In the recent case of Department for Work and Pensions v Boyers the Employment Appeal Tribunal (EAT) has given useful guidance on dismissals following long term sickness absence due to a disability.
Under section 15 of the Equality Act (EqA 2010), discrimination arising from disability occurs where an employee is treated unfavourably because of something arising in consequences of their disability. A dismissal on the grounds of ill health will be unfavourable, however an employer will have a defence where they can show that the treatment is a proportionate means of achieving a legitimate aim (known as ‘objective justification’). The burden of proof is on the employer to establish the objective justification defence.
In this case, Mrs Boyers worked for the DWP in its Middlesborough office. She had been employed by the DWP for 12.5 years before her dismissal. In December 2013 it was established that she was probably disabled for the purposes of the EqA 2010, by reason of recurrent migraines.
At the end of 2013, Mrs Boyers had issues with a colleague, whom she alleged was bullying and harassing her, and which she believed led to a stress-induced increase in the frequency of her migraines. Mrs Boyers made repeated requests to move desk, or offices or teams, all of which were refused. In February 2017, Mrs Boyers was absent from work with work related stress. During this time, she submitted a grievance about the way her managers had dealt with her health problems, stress and bullying complaint. The grievance was investigated and rejected.

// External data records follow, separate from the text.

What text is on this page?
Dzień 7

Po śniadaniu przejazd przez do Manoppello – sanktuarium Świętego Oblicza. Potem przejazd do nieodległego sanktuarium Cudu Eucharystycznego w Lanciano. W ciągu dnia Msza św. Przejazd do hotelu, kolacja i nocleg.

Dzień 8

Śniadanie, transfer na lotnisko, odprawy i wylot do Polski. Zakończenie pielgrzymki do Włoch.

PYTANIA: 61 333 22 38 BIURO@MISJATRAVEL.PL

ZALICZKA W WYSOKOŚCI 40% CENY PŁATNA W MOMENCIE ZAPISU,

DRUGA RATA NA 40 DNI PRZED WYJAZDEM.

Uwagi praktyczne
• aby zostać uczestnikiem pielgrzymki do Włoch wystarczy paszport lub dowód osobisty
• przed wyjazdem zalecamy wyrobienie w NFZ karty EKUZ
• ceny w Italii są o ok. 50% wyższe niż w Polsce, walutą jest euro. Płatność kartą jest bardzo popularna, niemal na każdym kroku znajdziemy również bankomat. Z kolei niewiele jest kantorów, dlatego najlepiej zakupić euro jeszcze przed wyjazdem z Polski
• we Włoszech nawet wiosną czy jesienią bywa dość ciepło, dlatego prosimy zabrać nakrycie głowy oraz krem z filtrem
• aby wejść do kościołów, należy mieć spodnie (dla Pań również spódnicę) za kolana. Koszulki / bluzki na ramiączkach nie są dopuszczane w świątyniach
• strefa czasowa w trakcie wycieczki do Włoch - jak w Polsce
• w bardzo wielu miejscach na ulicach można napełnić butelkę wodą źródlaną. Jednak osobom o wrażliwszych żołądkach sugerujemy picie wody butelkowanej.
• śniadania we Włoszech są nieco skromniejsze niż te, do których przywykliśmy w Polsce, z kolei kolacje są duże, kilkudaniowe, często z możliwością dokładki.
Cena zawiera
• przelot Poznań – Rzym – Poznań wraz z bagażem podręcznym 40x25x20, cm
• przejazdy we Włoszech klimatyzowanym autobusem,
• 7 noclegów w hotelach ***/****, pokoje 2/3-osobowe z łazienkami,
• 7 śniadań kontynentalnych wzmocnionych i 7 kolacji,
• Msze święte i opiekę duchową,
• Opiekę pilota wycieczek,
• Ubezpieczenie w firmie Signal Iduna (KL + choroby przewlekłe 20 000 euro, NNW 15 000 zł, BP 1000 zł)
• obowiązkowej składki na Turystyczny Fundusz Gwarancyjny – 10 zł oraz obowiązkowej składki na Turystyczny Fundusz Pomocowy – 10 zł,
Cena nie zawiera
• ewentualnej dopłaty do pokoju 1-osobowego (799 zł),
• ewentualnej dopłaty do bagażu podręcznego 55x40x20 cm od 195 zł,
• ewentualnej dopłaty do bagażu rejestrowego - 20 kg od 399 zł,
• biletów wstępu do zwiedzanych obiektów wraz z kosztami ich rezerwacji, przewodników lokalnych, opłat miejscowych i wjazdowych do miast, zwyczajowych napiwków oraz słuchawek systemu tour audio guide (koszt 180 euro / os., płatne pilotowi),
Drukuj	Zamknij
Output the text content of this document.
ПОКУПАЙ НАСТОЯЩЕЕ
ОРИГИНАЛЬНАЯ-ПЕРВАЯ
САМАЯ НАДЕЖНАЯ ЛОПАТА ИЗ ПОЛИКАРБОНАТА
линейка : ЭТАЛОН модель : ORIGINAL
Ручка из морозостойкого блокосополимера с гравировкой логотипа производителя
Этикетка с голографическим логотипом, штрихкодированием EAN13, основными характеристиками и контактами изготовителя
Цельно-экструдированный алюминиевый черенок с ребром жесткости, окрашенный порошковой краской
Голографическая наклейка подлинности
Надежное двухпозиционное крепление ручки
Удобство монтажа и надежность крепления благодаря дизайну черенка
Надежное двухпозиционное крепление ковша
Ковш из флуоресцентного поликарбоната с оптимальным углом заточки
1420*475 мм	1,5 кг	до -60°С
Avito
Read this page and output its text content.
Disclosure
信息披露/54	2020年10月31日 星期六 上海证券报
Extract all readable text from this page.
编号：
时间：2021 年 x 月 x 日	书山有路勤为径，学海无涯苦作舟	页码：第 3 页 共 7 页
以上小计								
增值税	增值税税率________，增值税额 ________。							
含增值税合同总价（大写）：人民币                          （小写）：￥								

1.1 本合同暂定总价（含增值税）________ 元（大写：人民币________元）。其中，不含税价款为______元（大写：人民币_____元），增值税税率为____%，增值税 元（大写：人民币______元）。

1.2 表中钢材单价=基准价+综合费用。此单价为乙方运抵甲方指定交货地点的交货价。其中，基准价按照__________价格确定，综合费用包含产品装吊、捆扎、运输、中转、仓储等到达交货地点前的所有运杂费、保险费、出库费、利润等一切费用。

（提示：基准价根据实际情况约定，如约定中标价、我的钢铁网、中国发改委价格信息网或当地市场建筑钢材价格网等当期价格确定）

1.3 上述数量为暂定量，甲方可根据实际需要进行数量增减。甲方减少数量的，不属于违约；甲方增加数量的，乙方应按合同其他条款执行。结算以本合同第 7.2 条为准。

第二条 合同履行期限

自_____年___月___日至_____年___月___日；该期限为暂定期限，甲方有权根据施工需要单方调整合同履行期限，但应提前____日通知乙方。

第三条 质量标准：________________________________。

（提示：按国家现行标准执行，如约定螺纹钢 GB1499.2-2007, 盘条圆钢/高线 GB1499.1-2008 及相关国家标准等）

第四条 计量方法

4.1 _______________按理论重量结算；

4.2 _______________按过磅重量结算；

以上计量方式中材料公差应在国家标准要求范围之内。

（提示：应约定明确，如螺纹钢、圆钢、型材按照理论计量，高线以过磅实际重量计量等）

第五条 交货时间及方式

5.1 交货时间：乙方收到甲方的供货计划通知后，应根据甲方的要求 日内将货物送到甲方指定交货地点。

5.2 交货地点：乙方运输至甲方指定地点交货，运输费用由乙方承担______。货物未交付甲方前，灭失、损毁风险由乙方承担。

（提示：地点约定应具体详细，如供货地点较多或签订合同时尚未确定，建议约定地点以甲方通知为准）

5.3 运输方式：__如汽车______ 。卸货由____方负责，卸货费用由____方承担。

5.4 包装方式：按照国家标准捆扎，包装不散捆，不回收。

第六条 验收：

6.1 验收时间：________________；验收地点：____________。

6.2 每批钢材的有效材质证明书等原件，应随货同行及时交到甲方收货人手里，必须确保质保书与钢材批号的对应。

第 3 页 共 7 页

Towards the end of 2017, Mrs Bowers stated that she was willing to return to work at a different location. Mrs Boyers had a six-week trial at an alternative location, which the DWP decided had not been successful and Mrs Boyers was instructed to return to her original office. During the trial period there had been problems with IT equipment; there were no weekly feedback sessions as had been promised; and only limited training was offered. In addition, the DWP kept no contemporaneous paperwork relating to the trial.
Mrs Boyers felt unable to make a return to the Middlesbrough office and remained on sick leave. She was eventually dismissed for capability, due to her unacceptable levels of attendance. She brought various complaints before an employment tribunal, including discrimination arising from disability under section 15 of the EqA 2010.
In its defence, the DWP identified two legitimate aims to help objectively justify the dismissal: (1) the protection of sparse public funds and resources, and (2) reducing the impact of Mrs Boyer’s absence on other employees.
The Tribunal found that Mrs Boyer’s had been discriminated against and the DWP was criticised for, amongst other things, failing to obtain up to date medical advice and failing to consider alternatives to dismissal and failing to apply aspects of its own attendance management policy before moving to dismissal.
The DWP appealed on the ground that the tribunal had focused too heavily on the failures of the process leading to dismissal (the exercise when determining whether a dismissal is unfair), rather than the appropriate test of balancing the needs of the employer (its legitimate aims) with the discriminatory impact upon the Claimant.
The EAT allowed the appeal and found that the Tribunal had wrongly focused on the DWP’s decision making process and remitted the case to the Tribunal to assess whether the dismissal was a proportionate means of achieving DWP’s legitimate aims.
On remittal, the Tribunal reached the same conclusion. The Tribunal found that DWP had not provided any positive evidence of the legitimate aims relied upon and there was not any evidence that the decision maker had considered those matters when deciding to dismiss Mrs Boyers.
The DWP appealed a second time, which the EAT dismissed. The EAT found that the Tribunal had properly carried out a balancing exercise. A Tribunal is entitled to weigh in the balance, the procedure by which dismissal is achieved, provided it remains focused on the question of whether the outcome of the decision-making process is capable of objective justification, rather than the process itself.
DWP had failed to set out the evidence regarding the impact on public funds and resources which the continued employment of Mrs Bowers would have had, or the level of strain on other employees which her continued absence was causing. It will be more difficult for an employer to show that it acted proportionately if it has provided no evidence on how, as part of the decision-making process leading to dismissal, its decision-makers considered other less discriminatory alternatives.
Essentially, DWP had “jumped the gun” in dismissing Mrs Boyers without having undertaken a full assessment of the trial period or considering other alternatives.
This is a useful reminder to employers not to act prematurely in dismissing a disabled employee when it has decided that ‘enough is enough’. When addressing an employee’s absence, an employer should carefully consider what legitimate aim(s) it is seeking to achieve, which should be aligned in the mind of the decision maker. An employer should be ready and able to articulate what legitimate aim(s) it is seeking to achieve and be able to demonstrate that it has considered whether that/those aim(s) could be achieved by something less extreme than dismissal.
Evidence of that process will be needed in order to defend the matter if a claim is pursued. Accordingly, it would be prudent for an employer to keep a record of how its actions achieve its legitimate aim(s) relied upon and the alternatives to dismissal it has considered and explored.